Six patients had died, and the shortest survival time is 18 months. All of them died of disease progression, and no patient died of infection. Patients with lymphopenia are prone to be infected; however, lymphopenia-induced infection is not the cause of poorer DFS in the present study. We suggest that patients with lymphopenia may have a less robust immune system against cancer, which may result in a poorer DFS. Lymphopenia may be not only a prognostic factor but also a causal factor of poorer survival. Davuluri and coauthors 10found that proton therapy could reduce total body irradiation dose and decrease the incidence of grade 4 lymphopenia compared with photon radiotherapy. Proton therapy was associated with better OS on univariate analysis but not on multivariate analysis. It is possible that reducing the rate of severe lymphopenia could improve survival outcomes, and further study is warranted.
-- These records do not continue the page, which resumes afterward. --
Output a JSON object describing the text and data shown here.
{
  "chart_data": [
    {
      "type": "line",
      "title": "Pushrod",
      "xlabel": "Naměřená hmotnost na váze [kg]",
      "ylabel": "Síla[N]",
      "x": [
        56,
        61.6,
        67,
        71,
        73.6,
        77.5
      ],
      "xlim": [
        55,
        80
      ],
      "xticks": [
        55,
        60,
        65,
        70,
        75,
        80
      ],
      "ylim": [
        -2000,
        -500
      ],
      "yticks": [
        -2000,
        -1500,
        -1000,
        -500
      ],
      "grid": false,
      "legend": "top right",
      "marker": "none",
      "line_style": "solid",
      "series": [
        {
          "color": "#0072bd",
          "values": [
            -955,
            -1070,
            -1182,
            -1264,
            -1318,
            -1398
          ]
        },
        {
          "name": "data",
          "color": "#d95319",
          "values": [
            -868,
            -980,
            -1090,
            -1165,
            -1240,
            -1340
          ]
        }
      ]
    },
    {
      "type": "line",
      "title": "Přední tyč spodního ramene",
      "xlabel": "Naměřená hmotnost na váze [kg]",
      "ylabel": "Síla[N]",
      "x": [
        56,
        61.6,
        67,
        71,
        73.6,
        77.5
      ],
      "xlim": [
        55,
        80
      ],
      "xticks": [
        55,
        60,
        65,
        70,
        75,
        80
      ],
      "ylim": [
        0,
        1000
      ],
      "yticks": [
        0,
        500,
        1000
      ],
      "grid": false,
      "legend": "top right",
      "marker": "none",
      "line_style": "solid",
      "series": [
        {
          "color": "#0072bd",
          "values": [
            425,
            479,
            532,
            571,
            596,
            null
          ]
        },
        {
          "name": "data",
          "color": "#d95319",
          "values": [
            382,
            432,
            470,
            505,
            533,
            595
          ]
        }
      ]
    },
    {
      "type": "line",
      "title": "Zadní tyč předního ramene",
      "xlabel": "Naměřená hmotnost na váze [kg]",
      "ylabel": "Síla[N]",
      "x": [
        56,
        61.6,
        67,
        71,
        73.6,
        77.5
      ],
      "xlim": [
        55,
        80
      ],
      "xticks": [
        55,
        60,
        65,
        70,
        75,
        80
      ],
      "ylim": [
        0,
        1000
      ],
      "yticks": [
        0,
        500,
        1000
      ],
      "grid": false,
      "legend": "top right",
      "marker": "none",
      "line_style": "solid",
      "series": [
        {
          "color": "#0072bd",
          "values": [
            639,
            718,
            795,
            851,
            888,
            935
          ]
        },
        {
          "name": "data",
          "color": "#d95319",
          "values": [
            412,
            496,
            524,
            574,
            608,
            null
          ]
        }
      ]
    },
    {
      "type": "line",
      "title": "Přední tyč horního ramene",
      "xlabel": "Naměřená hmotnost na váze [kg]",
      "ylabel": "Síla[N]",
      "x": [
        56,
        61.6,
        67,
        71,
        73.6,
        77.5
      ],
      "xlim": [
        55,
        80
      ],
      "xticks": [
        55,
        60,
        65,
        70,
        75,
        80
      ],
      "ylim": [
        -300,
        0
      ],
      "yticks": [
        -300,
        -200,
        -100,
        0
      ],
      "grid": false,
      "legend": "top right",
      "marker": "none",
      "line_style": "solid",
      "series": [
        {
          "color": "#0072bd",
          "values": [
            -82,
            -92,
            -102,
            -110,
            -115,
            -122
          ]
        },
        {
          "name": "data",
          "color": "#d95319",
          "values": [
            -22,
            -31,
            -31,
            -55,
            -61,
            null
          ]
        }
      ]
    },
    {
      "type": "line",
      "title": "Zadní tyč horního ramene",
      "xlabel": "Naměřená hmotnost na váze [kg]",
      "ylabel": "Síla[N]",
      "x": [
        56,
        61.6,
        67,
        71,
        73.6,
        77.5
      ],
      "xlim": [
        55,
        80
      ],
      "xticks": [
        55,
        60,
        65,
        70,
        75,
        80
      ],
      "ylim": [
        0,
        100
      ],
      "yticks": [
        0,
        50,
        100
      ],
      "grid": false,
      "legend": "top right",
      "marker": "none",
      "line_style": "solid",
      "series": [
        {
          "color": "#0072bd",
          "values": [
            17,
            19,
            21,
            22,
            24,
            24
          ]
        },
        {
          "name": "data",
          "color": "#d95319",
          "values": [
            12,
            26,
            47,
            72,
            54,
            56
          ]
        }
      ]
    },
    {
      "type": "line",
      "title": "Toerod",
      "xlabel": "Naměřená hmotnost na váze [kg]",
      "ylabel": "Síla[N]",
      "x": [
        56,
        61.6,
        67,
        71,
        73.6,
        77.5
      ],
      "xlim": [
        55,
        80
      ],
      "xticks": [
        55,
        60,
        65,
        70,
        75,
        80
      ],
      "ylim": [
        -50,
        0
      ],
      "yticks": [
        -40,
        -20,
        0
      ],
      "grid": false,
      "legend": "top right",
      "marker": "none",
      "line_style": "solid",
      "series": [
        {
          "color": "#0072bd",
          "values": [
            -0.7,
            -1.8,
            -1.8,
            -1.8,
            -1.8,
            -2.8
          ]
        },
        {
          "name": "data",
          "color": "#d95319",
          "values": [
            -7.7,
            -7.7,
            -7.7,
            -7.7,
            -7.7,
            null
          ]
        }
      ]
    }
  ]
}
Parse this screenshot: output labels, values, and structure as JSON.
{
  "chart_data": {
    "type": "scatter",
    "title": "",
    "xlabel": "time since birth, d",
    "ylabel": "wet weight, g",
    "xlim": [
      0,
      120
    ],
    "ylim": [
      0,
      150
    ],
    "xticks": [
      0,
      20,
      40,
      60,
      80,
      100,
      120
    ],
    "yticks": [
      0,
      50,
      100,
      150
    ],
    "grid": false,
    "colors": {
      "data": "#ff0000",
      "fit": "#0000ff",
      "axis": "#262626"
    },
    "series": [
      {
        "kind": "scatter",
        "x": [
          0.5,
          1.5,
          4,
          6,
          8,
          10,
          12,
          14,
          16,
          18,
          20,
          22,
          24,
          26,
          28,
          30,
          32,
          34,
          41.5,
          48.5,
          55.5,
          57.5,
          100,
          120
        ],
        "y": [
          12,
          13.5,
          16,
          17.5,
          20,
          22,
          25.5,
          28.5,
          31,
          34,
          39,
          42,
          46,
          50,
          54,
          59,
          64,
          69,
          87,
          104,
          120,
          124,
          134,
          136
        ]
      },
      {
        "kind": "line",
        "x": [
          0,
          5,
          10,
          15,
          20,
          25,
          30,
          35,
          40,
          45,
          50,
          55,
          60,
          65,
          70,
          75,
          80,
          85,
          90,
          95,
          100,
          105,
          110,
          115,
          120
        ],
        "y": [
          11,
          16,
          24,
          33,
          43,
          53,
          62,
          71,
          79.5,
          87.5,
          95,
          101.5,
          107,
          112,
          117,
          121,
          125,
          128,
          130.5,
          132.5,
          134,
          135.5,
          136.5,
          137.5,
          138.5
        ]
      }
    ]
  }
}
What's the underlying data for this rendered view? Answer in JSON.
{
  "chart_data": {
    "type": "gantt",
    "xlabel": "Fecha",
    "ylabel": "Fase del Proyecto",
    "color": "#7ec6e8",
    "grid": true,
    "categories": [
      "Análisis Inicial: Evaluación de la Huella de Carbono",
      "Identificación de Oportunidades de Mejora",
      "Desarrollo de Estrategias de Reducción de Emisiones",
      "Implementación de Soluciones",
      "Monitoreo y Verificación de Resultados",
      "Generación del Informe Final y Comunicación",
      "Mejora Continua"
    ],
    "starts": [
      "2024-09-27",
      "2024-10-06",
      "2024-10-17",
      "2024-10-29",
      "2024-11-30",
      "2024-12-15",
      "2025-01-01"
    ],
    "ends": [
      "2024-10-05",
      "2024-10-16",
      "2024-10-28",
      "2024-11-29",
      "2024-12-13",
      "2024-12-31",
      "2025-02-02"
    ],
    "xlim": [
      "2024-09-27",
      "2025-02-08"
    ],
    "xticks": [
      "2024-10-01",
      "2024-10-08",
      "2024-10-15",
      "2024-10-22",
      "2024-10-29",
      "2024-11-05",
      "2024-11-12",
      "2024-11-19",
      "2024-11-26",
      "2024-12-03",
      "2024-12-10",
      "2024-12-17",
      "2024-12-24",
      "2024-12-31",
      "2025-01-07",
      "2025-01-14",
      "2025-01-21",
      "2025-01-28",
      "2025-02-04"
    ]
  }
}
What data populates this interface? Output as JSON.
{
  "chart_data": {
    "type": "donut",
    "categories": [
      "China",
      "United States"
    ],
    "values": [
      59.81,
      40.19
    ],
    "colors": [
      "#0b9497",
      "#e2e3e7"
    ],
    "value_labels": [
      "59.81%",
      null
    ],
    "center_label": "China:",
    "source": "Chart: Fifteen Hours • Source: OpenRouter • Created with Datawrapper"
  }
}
Similarly, stereotactic body radiation therapy decreased the severity of lymphopenia in patients with locally advanced pancreatic cancer compared with conventional CCRT 18. Lymphocyte-sparing technique should be further investigated, while radiotherapy is one of the most profound factors that have an impact on severe lymphopenia.
Only one local failure was identified in these patient cohorts. Distant metastases were the main failure, which was in accordance with the literature in the TME era 3, 4. Positive lymph node was defined as a prognostic factor and was included in tumor-node-metastasis staging system 19. However, positive lymph nodes (stage III) were associated with inferior DFS with marginal significance on log-rank analysis but were not on multivariate analysis. It may be due to the small sample size, hence its insufficiency to detect the association between positive lymph node and DFS.
Although the patients received quite uniform treatments and had complete clinical data, the present study has many limitations. Firstly, it was a small-sized retrospective study from a single institution; hence, selection bias and imbalance are highly possible. Secondly, the follow-up period was short, and death events were too few to evaluate the association between TLCs and OS. Thirdly, some patients had only 3 or 4 times of weekly TLCs during CCRT, and TLC nadir may only be an approximate. Although the association between severe lymphopenia and poorer DFS was identified, causality cannot be established. Furthermore, TLCs may not adequately reflect immune function in patients with cancer.